Tuesday, June 24, 2008

"Controversy for the Sake of Heaven"

Today's post is lifted straight out of Keren Hannah Pryor's "Taste of Torah," a weekly email that goes out to a mailing list. It fits in quite nicely with some of the debates we've had online and offline.

    “Controversy for the Sake of Heaven”

    Pirkei Avot (The Sayings [or Ethics] of the Fathers) is a compact and outstanding collection of ancient Jewish wisdom. Avot 5:16 states: “An example of a controversy for the sake of heaven is a disagreement between Hillel and Shammai, while one that is not for the sake of heaven is the argument of Korach and his followers.” Hillel and Shammai were renowned rabbis of the Second Temple period. Each founded a school devoted to Torah learning and the expounding of halachah (the detailed oral laws and observances that govern daily life). Traditionally Beit Shammai (the school, or literally the House, of Shammai) held to stricter, more conservative rulings, whereas Beit Hillel was more flexible in its decisions. In general the rulings of Hillel prevailed.

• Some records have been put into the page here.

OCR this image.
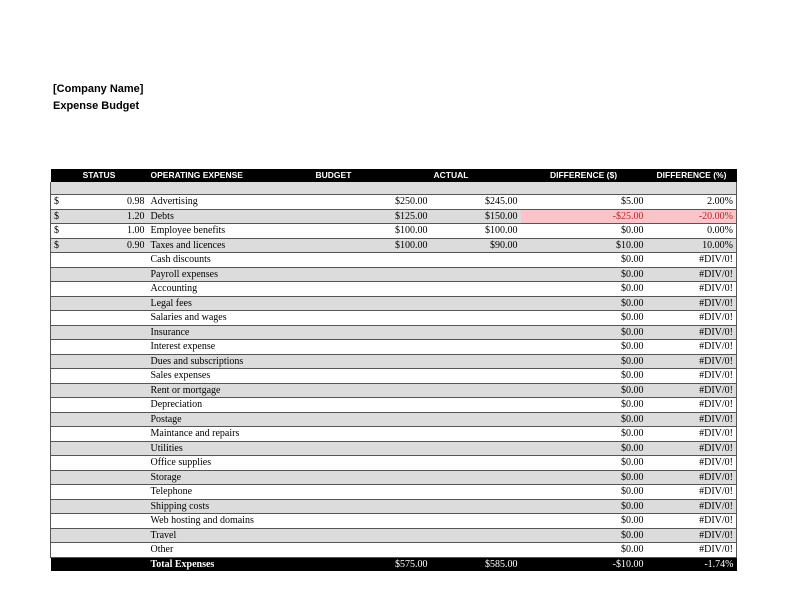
[Company Name]
Expense Budget
STATUS	OPERATING EXPENSE	BUDGET	ACTUAL	DIFFERENCE ($)	DIFFERENCE (%)

$ 0.98	Advertising	$250.00	$245.00	$5.00	2.00%

$ 1.20	Debts	$125.00	$150.00	-$25.00	-20.00%

$ 1.00	Employee benefits	$100.00	$100.00	$0.00	0.00%

$ 0.90	Taxes and licences	$100.00	$90.00	$10.00	10.00%

	Cash discounts			$0.00	#DIV/0!

	Payroll expenses			$0.00	#DIV/0!

	Accounting			$0.00	#DIV/0!

	Legal fees			$0.00	#DIV/0!

	Salaries and wages			$0.00	#DIV/0!

	Insurance			$0.00	#DIV/0!

	Interest expense			$0.00	#DIV/0!

	Dues and subscriptions			$0.00	#DIV/0!

	Sales expenses			$0.00	#DIV/0!

	Rent or mortgage			$0.00	#DIV/0!

	Depreciation			$0.00	#DIV/0!

	Postage			$0.00	#DIV/0!

	Maintance and repairs			$0.00	#DIV/0!

	Utilities			$0.00	#DIV/0!

	Office supplies			$0.00	#DIV/0!

	Storage			$0.00	#DIV/0!

	Telephone			$0.00	#DIV/0!

	Shipping costs			$0.00	#DIV/0!

	Web hosting and domains			$0.00	#DIV/0!

	Travel			$0.00	#DIV/0!

	Other			$0.00	#DIV/0!
	Total Expenses	$575.00	$585.00	-$10.00	-1.74%
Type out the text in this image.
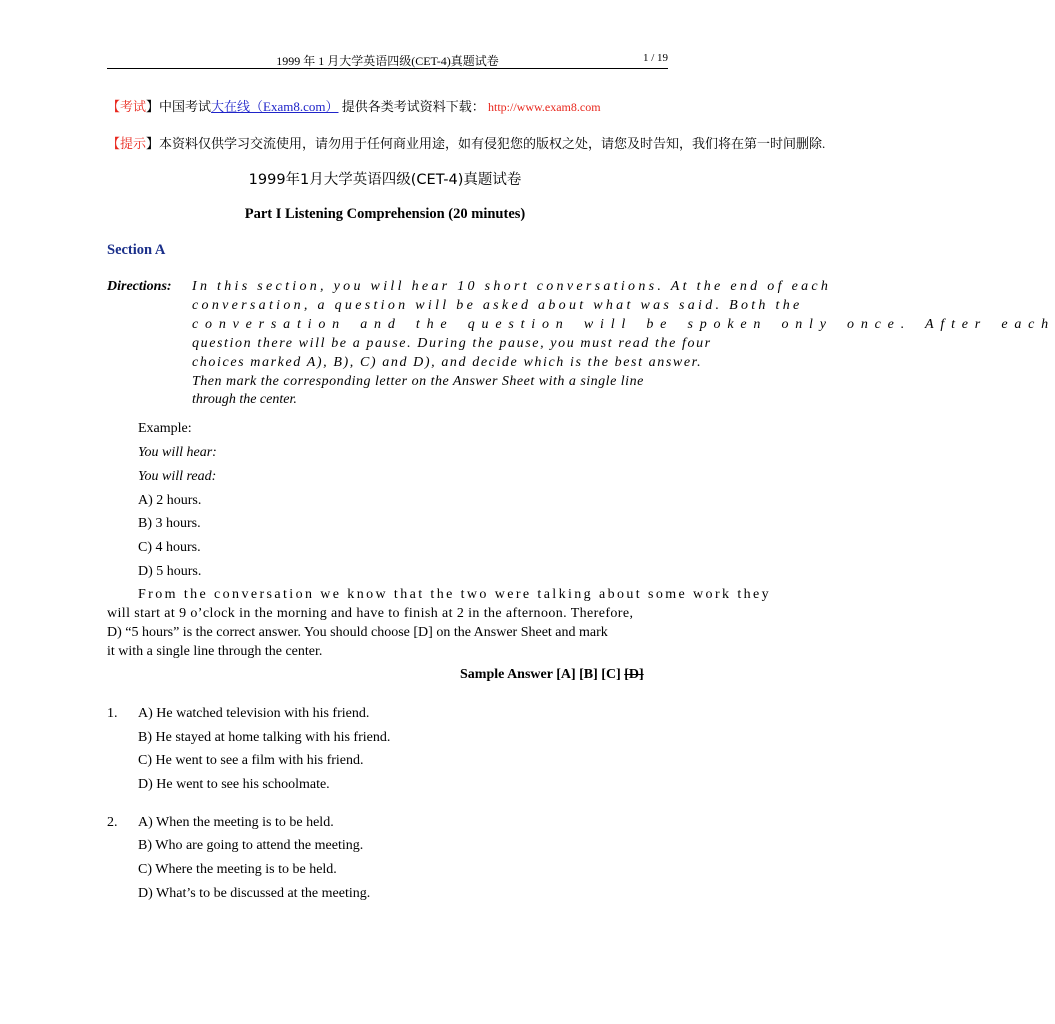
1999 年 1 月大学英语四级(CET-4)真题试卷	1 / 19
【考试】中国考试大在线（Exam8.com） 提供各类考试资料下载： http://www.exam8.com
【提示】本资料仅供学习交流使用，请勿用于任何商业用途，如有侵犯您的版权之处，请您及时告知，我们将在第一时间删除.
1999年1月大学英语四级(CET-4)真题试卷
Part I Listening Comprehension (20 minutes)
Section A
Directions: In this section, you will hear 10 short conversations. At the end of each
conversation, a question will be asked about what was said. Both the
conversation and the question will be spoken only once. After each
question there will be a pause. During the pause, you must read the four
choices marked A), B), C) and D), and decide which is the best answer.
Then mark the corresponding letter on the Answer Sheet with a single line
through the center.
Example:
You will hear:
You will read:
A) 2 hours.
B) 3 hours.
C) 4 hours.
D) 5 hours.
From the conversation we know that the two were talking about some work they
will start at 9 o’clock in the morning and have to finish at 2 in the afternoon. Therefore,
D) “5 hours” is the correct answer. You should choose [D] on the Answer Sheet and mark
it with a single line through the center.
Sample Answer [A] [B] [C] [D]
1. A) He watched television with his friend.
B) He stayed at home talking with his friend.
C) He went to see a film with his friend.
D) He went to see his schoolmate.
2. A) When the meeting is to be held.
B) Who are going to attend the meeting.
C) Where the meeting is to be held.
D) What’s to be discussed at the meeting.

    Yeshua was a contemporary of the revered grandson of Hillel, Rabbi Gamaliel (of whom the apostle Paul was a student), and Yeshua’s teachings reflected many of Beit Hillel’s views. Although Hillel and Shammai disagreed on many complicated spiritual issues, it is recorded that they still met as friends and at times enjoyed Shabbat dinners together. Their dispute was based on respect and friendship, and thus honored God.

    The heart of this type of positive disagreement is that the parties involved each “Love truth and peace” (Zechariah 8:19). The distinctive elements of a controversy for the sake of Heaven may be described as follows:

    1) The aim of the process is the search for truth and justice in accord with the will and Word of God.
    2) The dialogue does not preclude or endanger the possibility of “loving one another” at its conclusion and thereafter.
    3) The result should be the establishing of deeper relationship with God and one another in friendship, shalom, peace and love.

Positive disagreement. For those of us that enjoy debate, but also enjoy love and peace, this is a wonderful reminder. The reason we discuss church, religion, and philosophy to the extent that we do, is that it is very important to us. Most of us are striving to find the "will and Word of God," and we wouldn't be so passionate about it otherwise.

Having disputes that can still be based on respect, friendship, and love can, indeed, honor God.

3 comments:

Joe B said...

Subscribe. She's awesome.(Be taught by a woman! It's wicked!)

Big Doofus said...

This is stupid and so are you!

(please note: sarcasm, irony, me attempting to be funny, me being stupid, me refusing to use capital letters in this note)

Joe B said...

I think this has gotten entirely out of hand, and these personal attacks are out of place on a blog that professes blah blah blah...

(Ooooh, I've always wanted to do that!)